Suriye'deki terör örgütü PKK/YPG'nin bir hareketlenme içerisinde olduğuna dair duyumlar aldıklarını aktaran Fidan, "Bir taraftan özellikle YPG'nin bir takım hareketlilik içerisinde olduğuna ilişkin duyumlar da alınıyor. Onlara da mesajımız, aman diyeyim yani buradaki karışıklığı, fırsat bilip istenmeyen bir duruma girişmesinler. Var olan kritik ve hassas süreci daha da Suriye'de sıkıntılı hale getirmesinler. İstikrarlı ve yapıcı bir rol oynasınlar. Aksi takdirde fırsatçılık beraberinde büyük bir riski getirir" dedi.
Kıbrıs için New York'ta kritik toplantı
Gayriresmi Kıbrıs toplantısına da değinen Fidan, "Güvenlik Konseyi toplantısından sonra BM Genel Sekreteri'nin ev sahipliğinde gayresmi Kıbrıs toplantısı olacak. Biliyorsunuz ilki yine Genel Sekreterin ev sahipliğinde Cenevre'de olmuştu. Kıbrıs'ta iki toplumun lideri, Rum ve Türk taraflarının liderleri, garantör devlet olarak Yunanistan Dışişleri Bakanı, Türk Dışişleri Bakanı ve İngiliz meslektaşımız toplantıya hep beraber iştirak ediyoruz. Bu formatta tabii bizim amacımız birincisinde de olduğu gibi adadaki gerçeklere dayalı bir vizyondan hareketle iki toplumun da lehine olacak. Uluslararası topluma ve bölgeye daha fazla istikrar üretecek bir hal tarzı nasıl mümkün olur, biz oldukça yapıcıyız bu konuda. Cumhurbaşkanımızın bu konudaki vizyonu çok net. Her zaman için kazan kazan formülüyle hareket ediyoruz. Karşı tarafa empatimizi hiçbir zaman için eksik etmiyoruz. Ama Türklerin ve haklarının yok sayıldığı bir denklemi de kabul etmemiz söz konusu değil" dedi.
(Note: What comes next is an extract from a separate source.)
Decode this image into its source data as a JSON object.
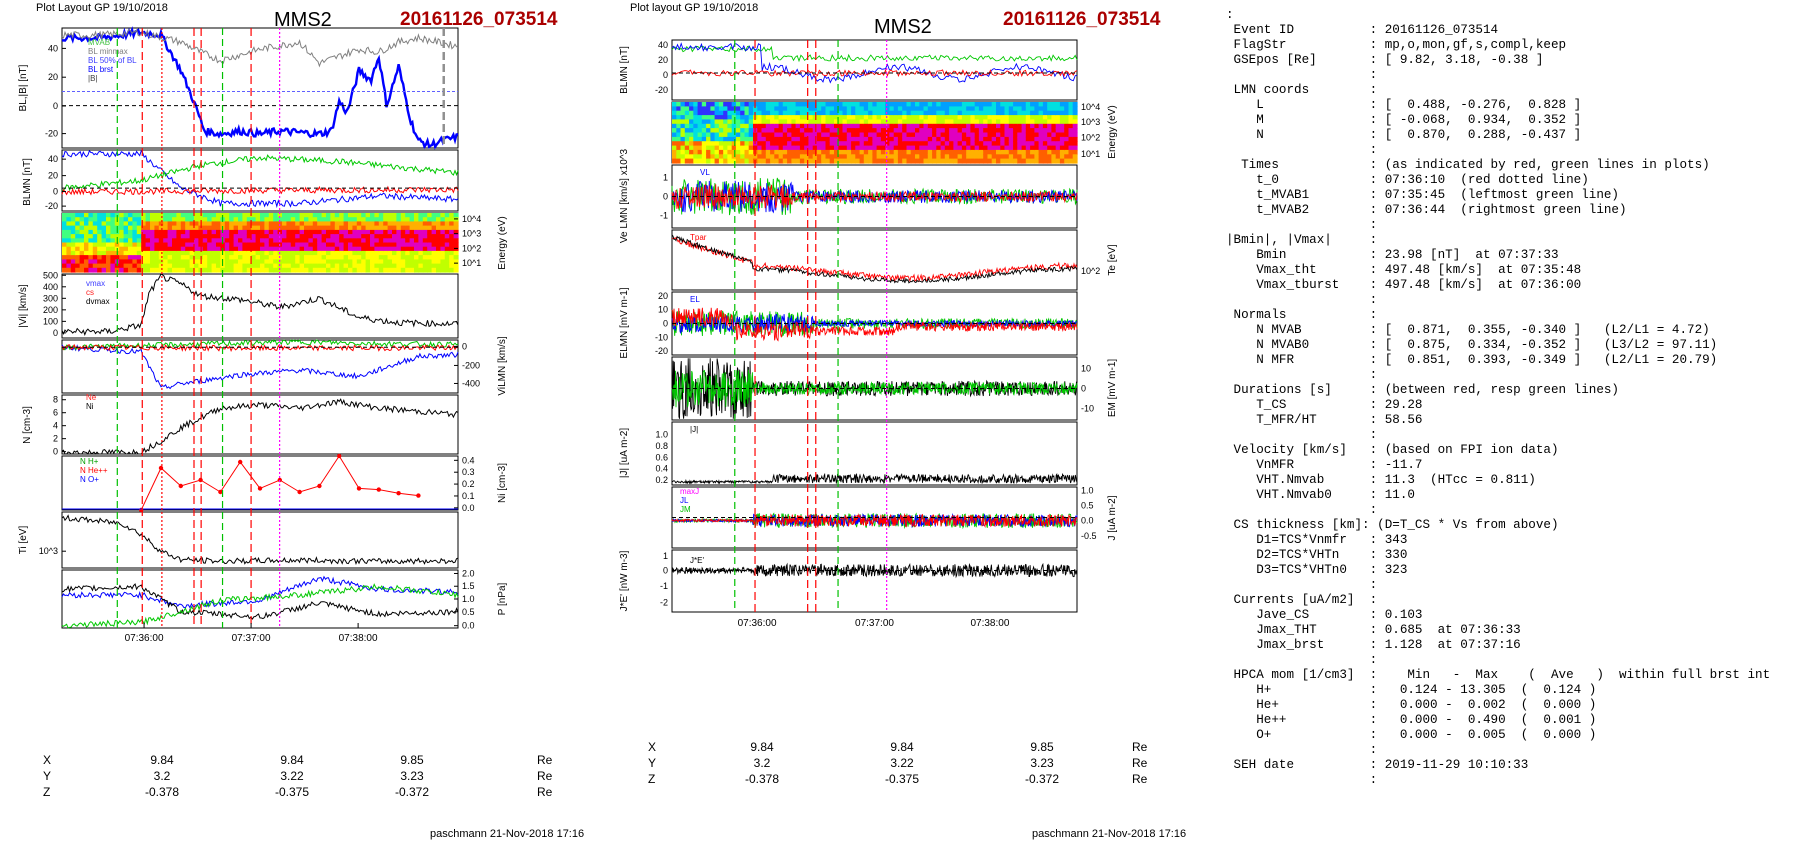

"Türk tarafı haklarının yok sayıldığı bir statükoyu kabul etmiyor"
Kıbrıs'ta adil çözüm çağrısını yineleyen Fidan, "Mevcut statükonun şu ana kadar Türklerin haklarını hiçe saydığı bir ortamı hazırladığını hep gördük. Birleşmiş Milletler de esas itibariyle bu konudaki tespitlerimizi büyük ölçüde kabul ediyor. Dediğim gibi biz hiçbir zaman için müzakereden kaçan, konuları medeni bir şekilde, rasyonel bir şekilde, olgun bir şekilde tartışmaktan kaçan ülke değiliz. Bu tartışmaya, görüşmelere, diyaloğa devam edeceğiz. Umarım yani taraflar bugün her iki tarafında lehine olacak çözümlere ulaşırlar. Bazı senaryolar var, fikirler var aklımızda. Bir önceki toplantıda alınmış bazı kararlar var. Onların takibiyle ilgili tabii ki konuşacağız" ifadelerini kullandı.